«Он был активным творцом и проводником новых идей и конструкторских решений. Известно, что новое очень часто внедряется с большим трудом. Сказывается естественное опасение, когда речь идет о таких опасных и ответственных изделиях, как атомные заряды. Здесь нужна смелость разработчика, тщательность обоснования новшества и время, когда это новое будет психологически усвоено. Давид Абрамович хорошо знал, что нематериализованная идея еще мало что значит, необходим большой, кропотливый и настойчивый труд, пока эта идея будет признана, разработана и доведена до логического завершения.
По натуре строгий и серьезный, он был внимательным к собеседнику, умел слушать и слышать доводы собеседника, допускал дискуссии до принятия решения. Но, приняв его, он твердо доводил дело до конца. В то же время, допуская дискуссии и споры, он не раз говорил: «Если хочешь что-либо сделать, в чем ты уверен, — не вступай в споры с оппонентами, ибо, вступая в спор, ты уже наполовину с ними согласился, что затруднит выполнение задуманного».
Несмотря на твердость и жесткость Давида Абрамовича при проведении технической политики, он был чутким и внимательным к коллегам — как в институте, так и за его пределами. В своих взаимоотношениях с людьми он придерживался правила, которое не раз повторял: «Судите о людях по их положительным качествам, а недостатки есть у каждого из нас».
Эту обобщенную оценку терпимости и нечиновности Фишмана хорошо иллюстрирует такой вот забавный случай шестидесятых годов. Водном из отделов КБ-1 работали два сотрудника — молодой парень, которого все звали «пан Зленко», и ровесник Фишмана Анатолий Семенович Левин. Со спины Левин и Фишман были поразительно похожи — оба невысокие, плотноватые и рано облысевшие.
По кинохронике многие знают, как выглядят конструкторские залы авиационных КБ — это огромное помещение с двумя рядами уходящих вдаль кульманов и проходом, по которому к тому или иному конструктору подходит Главный конструктор — взглянуть, как идут дела. У зарядчиков все иначе — каждая группа сидит в одной-двух комнатах в два-три окна. И вот в такую комнату как-то зашел Фишман, сел за кульман, и стал рассматривать чертеж. Тут входит «пан» Зленко и направляется к кульману, за которым спиной к нему сидит Фишман. Левина в комнате не было, и «пан» по-свойски, думая, что это Левин, хлопает Фишмана по плечу со словами: «Привет! Как жизнь?»
Давид Абрамович спокойно поворачивается, спокойно подает руку и отвечает: «Здравствуйте!»
«Пан Зленко» застывает в позе Городничего из гоголевского «Ревизора», а окружающие давятся от смеха.

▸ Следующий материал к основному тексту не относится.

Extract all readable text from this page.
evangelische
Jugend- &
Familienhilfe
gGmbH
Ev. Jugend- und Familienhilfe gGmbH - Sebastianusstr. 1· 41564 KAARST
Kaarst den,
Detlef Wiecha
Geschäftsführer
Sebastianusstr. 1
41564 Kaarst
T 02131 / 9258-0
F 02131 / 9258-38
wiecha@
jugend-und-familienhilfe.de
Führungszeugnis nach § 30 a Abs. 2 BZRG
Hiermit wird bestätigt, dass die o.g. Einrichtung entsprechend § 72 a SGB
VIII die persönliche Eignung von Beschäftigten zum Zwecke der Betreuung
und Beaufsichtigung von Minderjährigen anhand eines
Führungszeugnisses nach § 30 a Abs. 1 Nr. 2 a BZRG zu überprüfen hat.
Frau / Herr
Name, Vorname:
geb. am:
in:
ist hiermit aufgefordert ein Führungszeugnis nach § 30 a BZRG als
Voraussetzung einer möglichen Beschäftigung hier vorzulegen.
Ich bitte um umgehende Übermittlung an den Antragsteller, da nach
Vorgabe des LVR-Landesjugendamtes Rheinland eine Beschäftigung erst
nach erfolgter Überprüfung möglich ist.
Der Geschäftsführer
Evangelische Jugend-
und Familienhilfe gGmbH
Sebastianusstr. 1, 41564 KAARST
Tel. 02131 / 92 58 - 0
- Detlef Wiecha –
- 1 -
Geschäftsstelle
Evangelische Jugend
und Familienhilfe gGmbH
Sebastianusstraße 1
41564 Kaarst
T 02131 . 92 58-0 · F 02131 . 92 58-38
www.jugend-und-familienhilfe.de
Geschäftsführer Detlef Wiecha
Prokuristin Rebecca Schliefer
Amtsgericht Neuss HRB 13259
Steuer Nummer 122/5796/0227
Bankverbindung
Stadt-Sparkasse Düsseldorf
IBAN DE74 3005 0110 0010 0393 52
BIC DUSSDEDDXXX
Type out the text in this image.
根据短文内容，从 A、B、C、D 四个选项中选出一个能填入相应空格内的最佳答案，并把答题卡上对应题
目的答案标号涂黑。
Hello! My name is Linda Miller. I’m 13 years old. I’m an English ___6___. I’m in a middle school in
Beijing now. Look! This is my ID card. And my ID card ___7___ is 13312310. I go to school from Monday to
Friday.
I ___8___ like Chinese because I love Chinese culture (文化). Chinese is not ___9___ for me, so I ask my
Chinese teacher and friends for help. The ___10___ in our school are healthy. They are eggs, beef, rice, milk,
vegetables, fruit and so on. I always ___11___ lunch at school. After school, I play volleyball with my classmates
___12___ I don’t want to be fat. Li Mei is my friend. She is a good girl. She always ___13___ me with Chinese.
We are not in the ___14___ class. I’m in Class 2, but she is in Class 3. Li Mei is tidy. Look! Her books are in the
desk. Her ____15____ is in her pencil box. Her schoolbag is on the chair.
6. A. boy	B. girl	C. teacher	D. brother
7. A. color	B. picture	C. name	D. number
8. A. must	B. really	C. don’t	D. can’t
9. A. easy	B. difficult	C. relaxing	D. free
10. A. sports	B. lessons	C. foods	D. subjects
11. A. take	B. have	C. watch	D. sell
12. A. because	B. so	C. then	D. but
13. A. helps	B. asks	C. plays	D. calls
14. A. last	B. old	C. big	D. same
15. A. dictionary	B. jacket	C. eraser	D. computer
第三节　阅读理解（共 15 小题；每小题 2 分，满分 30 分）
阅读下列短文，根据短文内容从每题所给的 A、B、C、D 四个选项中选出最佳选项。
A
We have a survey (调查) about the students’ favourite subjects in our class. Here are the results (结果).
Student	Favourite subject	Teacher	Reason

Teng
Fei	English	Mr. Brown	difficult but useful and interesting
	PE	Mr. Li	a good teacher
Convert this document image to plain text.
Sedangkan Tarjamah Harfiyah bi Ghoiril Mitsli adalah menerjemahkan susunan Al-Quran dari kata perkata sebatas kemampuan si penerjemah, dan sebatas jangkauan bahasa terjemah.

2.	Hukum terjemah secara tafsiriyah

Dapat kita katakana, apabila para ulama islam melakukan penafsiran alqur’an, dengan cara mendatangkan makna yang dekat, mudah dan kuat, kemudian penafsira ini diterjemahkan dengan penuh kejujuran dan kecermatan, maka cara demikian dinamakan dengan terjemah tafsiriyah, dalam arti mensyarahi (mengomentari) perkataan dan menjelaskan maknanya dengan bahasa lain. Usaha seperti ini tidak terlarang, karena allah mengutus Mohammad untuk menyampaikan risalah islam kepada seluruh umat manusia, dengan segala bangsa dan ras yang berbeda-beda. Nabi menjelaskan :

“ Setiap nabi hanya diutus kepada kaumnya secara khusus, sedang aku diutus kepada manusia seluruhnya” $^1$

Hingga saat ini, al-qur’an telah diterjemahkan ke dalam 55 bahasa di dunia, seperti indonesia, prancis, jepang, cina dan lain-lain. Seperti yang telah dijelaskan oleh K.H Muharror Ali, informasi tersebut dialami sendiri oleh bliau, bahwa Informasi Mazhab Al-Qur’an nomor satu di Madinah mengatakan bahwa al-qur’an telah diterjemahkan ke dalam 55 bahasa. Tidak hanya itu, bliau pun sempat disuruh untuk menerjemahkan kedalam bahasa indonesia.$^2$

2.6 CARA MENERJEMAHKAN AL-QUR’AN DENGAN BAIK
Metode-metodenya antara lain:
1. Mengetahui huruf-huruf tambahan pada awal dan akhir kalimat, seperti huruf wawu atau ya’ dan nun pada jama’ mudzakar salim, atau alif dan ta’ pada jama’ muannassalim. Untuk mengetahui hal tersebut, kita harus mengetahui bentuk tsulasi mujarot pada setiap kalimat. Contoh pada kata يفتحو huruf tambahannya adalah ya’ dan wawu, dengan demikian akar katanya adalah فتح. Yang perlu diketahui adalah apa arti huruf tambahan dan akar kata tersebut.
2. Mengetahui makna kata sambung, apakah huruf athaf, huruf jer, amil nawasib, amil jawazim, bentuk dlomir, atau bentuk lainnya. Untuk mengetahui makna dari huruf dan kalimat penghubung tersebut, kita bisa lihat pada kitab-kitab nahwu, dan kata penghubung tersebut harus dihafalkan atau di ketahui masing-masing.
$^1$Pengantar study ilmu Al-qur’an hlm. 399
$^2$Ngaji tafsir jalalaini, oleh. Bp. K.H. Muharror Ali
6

ФИШМАН постоянно учил: «Находи и решай главное звено проблемы, тогда все остальное будет решаться легче»; «в достижении главного можно поступиться второстепенным»; «уступи в малом — выиграешь в главном».
При кажущейся очевидности, это были советы нетривиальные, особенно — если им следовать. Как мудрым был и такой совет: «Если ошибся — не впадай в отчаяние и панику, сумей найти причину и возможность своевременно исправить ошибку».
И раз за разом: «Лучшее — враг хорошего». Это в КБ-1 знали все, и — не только в КБ-1. Но что интересно! Один из наиболее известных своих принципов Фишман взял, оказывается, у. Льва Толстого. В фишмановских полудневниковых записях начала семидесятых годов отыскивается и такая: «Л.Н. Толстой (у С.Л. Толстой — очерки былого)…При случае Толстой любил приводить французские поговорки и изречения. Некоторые ему служили правилами: в сомнении воздержись; лучшее — враг хорошего, что соответствует русской поговорке: «От добра добра не ищут»; — скажи мне, с кем ты водишься, и я скажу, кто ты»., и т. д.